Il a ajouté que toutes les organisations tunisiennes seraient associées aux discussions à venir sur les futures institutions démocratiques du pays.
« Nous ne tiendrons aucun groupe à l’écart de nos consultations, que ce soit les partis politiques représentés ou non à l’Assemblée, les groupes de la société civile ou les syndicats », a-t-il promis.
Ennahda, a-t-il ajouté, coopérera aussi avec les milieux d’affaires pour améliorer les conditions sociales et économiques.
« Il n’y aura pas de rupture mais de la continuité parce que nous sommes arrivés au pouvoir par la démocratie, et non pas par des blindés », a-t-il promis. « Nous avons souffert de la dictature et de la répression, maintenant, une occasion historique nous est donnée de savourer le goût de la liberté et de la démocratie. »
Marzouki prêt à un gouvernement de coalition
Les 217 membres de l’Assemblée constituante seront chargés de rédiger la nouvelle constitution du pays et de former un nouveau gouvernement provisoire jusqu’à la tenue d’élections législatives et présidentielle, l’année prochaine.
En raison du mode de scrutin proportionnel, Ennahda ne devrait pas obtenir de majorité absolue au sein de la future assemblée élue dix mois après le déclenchement de la « révolution du jasmin », qui a lancé le « printemps arabe ».
Conscient des inquiétudes qu’il suscite en Tunisie comme à l’étranger, où l’on cherche dans le scrutin de dimanche des éléments d’appréciation des bouleversements à venir dans la région, le parti islamiste s’est dit prêt à former une alliance avec les deux formations laïques arrivées derrière lui, le Congrès pour la république (CPR, centre-gauche) et Ettakatol, parti de centre-gauche de Moustapha Ben Jaafar.
« Je suis pour un gouvernement de coalition », a répondu Moncef Marzouki, le président du CPR qui a passé des années en exil en France sous Ben Ali. « Nous souhaitons un gouvernement d’union nationale le plus large possible incluant tous les partis. »
Modèle turc
Pendant toute la campagne, Ennahda s’est prévalu d’un islamisme modéré sur le modèle du parti AKP, au pouvoir en Turquie.
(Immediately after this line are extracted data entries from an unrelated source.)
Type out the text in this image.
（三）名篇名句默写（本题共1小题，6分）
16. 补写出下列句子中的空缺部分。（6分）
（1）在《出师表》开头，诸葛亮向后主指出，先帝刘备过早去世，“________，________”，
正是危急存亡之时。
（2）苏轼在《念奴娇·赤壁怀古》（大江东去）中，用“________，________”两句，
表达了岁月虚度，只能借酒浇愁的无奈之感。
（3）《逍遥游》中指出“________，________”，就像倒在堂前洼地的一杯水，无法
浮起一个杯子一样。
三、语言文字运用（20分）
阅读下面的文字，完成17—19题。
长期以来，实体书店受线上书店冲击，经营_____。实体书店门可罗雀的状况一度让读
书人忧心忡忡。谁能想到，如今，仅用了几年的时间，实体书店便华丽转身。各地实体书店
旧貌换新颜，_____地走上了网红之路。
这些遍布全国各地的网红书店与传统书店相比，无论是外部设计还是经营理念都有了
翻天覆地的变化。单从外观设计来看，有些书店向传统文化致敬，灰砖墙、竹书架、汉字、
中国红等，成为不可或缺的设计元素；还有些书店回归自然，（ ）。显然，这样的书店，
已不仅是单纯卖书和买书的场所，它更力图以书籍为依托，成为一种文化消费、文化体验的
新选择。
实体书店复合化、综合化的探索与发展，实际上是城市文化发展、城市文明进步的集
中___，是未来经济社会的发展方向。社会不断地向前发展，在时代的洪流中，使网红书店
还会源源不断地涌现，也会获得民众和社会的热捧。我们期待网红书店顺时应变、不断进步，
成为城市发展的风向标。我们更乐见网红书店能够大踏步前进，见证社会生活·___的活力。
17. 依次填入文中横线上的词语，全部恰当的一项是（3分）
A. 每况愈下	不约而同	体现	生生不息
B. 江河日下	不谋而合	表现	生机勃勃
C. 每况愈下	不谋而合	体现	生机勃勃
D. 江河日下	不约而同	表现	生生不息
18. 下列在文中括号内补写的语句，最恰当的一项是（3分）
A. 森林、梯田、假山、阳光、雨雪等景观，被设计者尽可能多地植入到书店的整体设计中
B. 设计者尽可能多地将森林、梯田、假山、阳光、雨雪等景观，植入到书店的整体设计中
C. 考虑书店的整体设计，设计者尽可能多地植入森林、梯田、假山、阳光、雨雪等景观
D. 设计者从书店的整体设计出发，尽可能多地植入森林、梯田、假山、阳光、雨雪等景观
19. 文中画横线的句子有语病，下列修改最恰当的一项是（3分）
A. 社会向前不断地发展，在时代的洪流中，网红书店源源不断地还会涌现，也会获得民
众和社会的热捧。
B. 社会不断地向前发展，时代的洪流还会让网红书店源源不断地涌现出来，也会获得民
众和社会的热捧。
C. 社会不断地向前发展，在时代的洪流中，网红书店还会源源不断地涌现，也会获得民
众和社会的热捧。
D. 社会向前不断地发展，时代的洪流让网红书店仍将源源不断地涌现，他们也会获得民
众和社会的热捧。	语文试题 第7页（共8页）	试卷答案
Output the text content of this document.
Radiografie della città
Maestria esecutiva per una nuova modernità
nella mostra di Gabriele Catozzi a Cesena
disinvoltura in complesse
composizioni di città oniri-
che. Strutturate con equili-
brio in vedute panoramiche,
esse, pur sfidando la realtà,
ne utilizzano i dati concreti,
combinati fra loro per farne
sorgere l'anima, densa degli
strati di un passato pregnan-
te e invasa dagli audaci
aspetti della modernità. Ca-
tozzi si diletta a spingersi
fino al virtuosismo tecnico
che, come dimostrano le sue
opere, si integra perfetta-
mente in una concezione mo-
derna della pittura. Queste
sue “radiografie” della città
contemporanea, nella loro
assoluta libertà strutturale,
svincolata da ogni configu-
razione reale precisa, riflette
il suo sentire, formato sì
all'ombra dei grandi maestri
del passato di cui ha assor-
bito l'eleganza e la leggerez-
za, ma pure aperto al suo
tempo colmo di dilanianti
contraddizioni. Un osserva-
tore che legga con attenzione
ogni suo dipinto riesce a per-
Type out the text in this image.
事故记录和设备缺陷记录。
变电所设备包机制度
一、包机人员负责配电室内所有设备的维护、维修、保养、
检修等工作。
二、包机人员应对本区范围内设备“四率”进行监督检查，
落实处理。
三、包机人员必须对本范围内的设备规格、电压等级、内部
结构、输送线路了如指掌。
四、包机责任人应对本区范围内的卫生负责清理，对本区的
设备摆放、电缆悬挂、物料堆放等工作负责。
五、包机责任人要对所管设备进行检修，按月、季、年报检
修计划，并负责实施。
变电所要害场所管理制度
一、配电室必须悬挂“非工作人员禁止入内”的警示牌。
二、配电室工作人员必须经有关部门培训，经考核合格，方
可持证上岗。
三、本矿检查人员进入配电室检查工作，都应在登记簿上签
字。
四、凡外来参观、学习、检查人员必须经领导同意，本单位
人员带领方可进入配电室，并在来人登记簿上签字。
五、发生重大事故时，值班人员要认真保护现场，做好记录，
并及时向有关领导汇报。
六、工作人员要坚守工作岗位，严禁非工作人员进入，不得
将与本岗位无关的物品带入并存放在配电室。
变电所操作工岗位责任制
Le parti a fortement médiatisé Souad Abdel-Rahim, une de ses candidates à Tunis, une femme non voilée qui a dit et répété qu’Ennahda préserverait les acquis des femmes.
Mais une partie de la population, soucieuse de préserver la laïcité historiquement attachée à la Tunisie indépendante, s’inquiète de la résurgence des islamistes.
Les manifestations salafistes contre la diffusion à la télévision tunisienne de « Persépolis », dessin animé dans lequel, contrairement aux principes de l’islam, on aperçoit une incarnation d’Allah, ont alimenté ces craintes.
Mardi, quelque 400 personnes se sont rassemblées devant le siège de l’ISIE, à Tunis, en accusant Ennahda et d’autres formations de fraude électorale. « Quelle démocratie ? » et « Honte à toi Ghannouchi ! », pouvait-on lire sur leurs banderoles.
« Il y a eu des falsifications avant même le vote. Des partis comme Ennahda ont distribué de l’argent à des électeurs », a affirmé l’une des manifestants, Saïfallah Hanachi.
A l’inverse, les proches de Rachid Ghannouchi affirment que les partisans d’un islam plus orthodoxe jugent le chef de file d’Ennahda comme étant trop libéral. « Les salafistes, les wahhabites et mêmes certains membres de la confrérie des Frères musulmans ne l’aiment pas, certains pourraient même dire que c’est un ‘kafir’ (un apostat) », rapporte un ami égyptien de Ghannouchi qui le connaît de ses années d’exil à Londres.